Adossée à un arbre, Anya contemplait l’eau immobile en face d’elle. D’un noir d’encre, elle semblait une mare de goudron venue lécher la rive d’herbe verte. Enfin, « verte », c’était vite dit ; avec la nuit, le sol aurait très bien pu se colorer en violet que la jeune femme n’en aurait rien su. Cela faisait cependant quelques petites heures maintenant – du moins était-ce l’impression entretenue par son esprit – qu’elle était assise sur cette herbe verte à regarder décliner le soleil puis scintiller les étoiles, et le tapis herbeux ne semblait pas disposé à changer de couleur.
Ça lui aurait fait une belle jambe, tiens.
Depuis qu’elle avait franchi la porte du Pensionnat ce matin, Anya réfléchissait beaucoup mais de façon peu intelligente. Ainsi, penser à la tête que devait être en train de tirer son père ou encore à cet oiseau en quête de ver de terre sous ses yeux n’avait d’utilité que la distraction momentanée, et ne résolvait en rien des problèmes plus existentiels ; mais après tout, question de priorité. La jeune femme ne pensait nullement à ce qu’elle allait bien pouvoir manger dans les prochaines heures, si l’endroit était assez sûr pour qu’elle y fasse un somme, ou encore où est-ce qu’elle se trouvait ; pourquoi ne croisait-elle personne alors qu’elle savait qu’il y avait des gens en cet endroit – du moins, qu’il aurait dû y en avoir.
Aussi, lorsque des bruits de pas se firent entendre derrière elle, la faisant brusquement basculer hors de ses pensées, c’est la surprise qui prit place dans son esprit avant tout autre émotion. La jeune femme n’était cependant pas stupide et savait très bien que se découvrir pour se trouver dans le champ de vision – et d’attaque - d’une personne dont elle ignorait tout relevait plus de l’inconscience que de l’indifférence charismatique qu’elle affectionnait. Elle resta donc adossée à son arbre, sans bruit ; elle entendit des craquements, perçut de faibles étincelles et en conclut que quelqu’un tentait de craquer une allumette, sans succès.

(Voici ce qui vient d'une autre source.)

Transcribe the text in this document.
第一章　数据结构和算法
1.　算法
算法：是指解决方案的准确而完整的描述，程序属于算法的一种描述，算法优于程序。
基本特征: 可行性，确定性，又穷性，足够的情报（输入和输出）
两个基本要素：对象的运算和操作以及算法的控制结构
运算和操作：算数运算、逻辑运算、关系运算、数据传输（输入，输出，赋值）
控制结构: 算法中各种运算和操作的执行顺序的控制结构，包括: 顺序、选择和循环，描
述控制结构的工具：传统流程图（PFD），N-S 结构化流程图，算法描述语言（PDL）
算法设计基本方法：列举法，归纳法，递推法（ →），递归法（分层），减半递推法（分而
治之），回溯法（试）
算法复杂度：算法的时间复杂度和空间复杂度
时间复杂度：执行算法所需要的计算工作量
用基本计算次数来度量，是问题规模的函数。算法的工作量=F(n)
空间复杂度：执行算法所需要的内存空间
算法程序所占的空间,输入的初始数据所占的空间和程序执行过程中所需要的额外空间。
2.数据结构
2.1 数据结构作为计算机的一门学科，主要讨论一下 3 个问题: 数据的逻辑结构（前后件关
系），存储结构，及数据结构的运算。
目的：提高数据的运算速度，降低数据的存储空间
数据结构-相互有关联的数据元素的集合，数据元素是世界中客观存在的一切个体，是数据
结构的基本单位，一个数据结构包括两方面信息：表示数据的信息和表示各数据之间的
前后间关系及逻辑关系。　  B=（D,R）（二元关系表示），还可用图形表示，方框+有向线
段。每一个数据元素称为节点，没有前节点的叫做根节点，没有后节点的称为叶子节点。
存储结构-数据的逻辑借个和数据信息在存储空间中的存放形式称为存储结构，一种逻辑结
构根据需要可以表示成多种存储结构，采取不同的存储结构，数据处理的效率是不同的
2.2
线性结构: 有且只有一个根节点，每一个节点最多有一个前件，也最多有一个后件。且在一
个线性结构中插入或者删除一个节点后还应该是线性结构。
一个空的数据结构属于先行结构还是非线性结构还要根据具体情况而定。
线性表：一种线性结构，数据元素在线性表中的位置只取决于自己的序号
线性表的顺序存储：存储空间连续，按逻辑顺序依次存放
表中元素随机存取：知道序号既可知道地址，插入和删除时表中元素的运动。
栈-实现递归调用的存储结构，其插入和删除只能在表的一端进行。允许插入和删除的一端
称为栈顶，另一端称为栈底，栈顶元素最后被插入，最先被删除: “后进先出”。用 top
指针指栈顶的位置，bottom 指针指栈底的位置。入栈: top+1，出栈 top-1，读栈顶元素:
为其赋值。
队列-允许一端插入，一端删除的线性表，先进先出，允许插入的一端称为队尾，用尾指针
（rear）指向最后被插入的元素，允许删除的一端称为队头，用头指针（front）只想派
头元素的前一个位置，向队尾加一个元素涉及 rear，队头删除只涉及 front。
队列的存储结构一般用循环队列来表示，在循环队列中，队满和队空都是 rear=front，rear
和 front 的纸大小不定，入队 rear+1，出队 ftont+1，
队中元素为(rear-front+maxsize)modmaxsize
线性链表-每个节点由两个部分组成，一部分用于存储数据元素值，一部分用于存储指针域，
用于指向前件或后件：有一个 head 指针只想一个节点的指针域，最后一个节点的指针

« Y a… Y a quelqu’un ? Je sais que vous êtes là ! Répondez ! J’ai une arme sur moi et je n’hésiterai pas à m’en servir ! »
Anya avait dû émettre un quelconque bruit, ne serait-ce qu'en écrasant une brindille, qui l'avait trahie aussitôt. Souriant, dans une attitude plutôt condescendante, devant la panique croissante de la jeune fille – car il s’agissait bien d’une jeune fille qui se tenait là -, elle se leva et défroissa quelque peu ses vêtements. Elle fixa quelques instants le halo de lumière formé par une allumette finalement allumée, fit un pas en avant puis dit :
« Bonsoir. Je ne suis pas armée, je m’apprêtais simplement à dormir. »
C’était un semi-mensonge, puisqu’elle n’avait pas prévu le moins du monde de plonger pour le pays des rêves, pour autant il lui aurait été fort possible de s’endormir par mégarde. Surtout, elle se fichait bien de ce qu’elle pouvait raconter à cette inconnue nerveuse, dans un Pensionnat perdu au milieu, semblerait-il, des lieux et des époques, où personne ne la connaissait et ne voulait la connaître. Elle ne demandait d’ailleurs rien de plus que d’être laissée en paix jusqu’au matin ; ensuite, elle aviserait. Il fallait avouer que la nuit ne prêtait guère à des expéditions hasardeuses concernant la recherche d'informations.
La nuit, c'est le royaume des morts.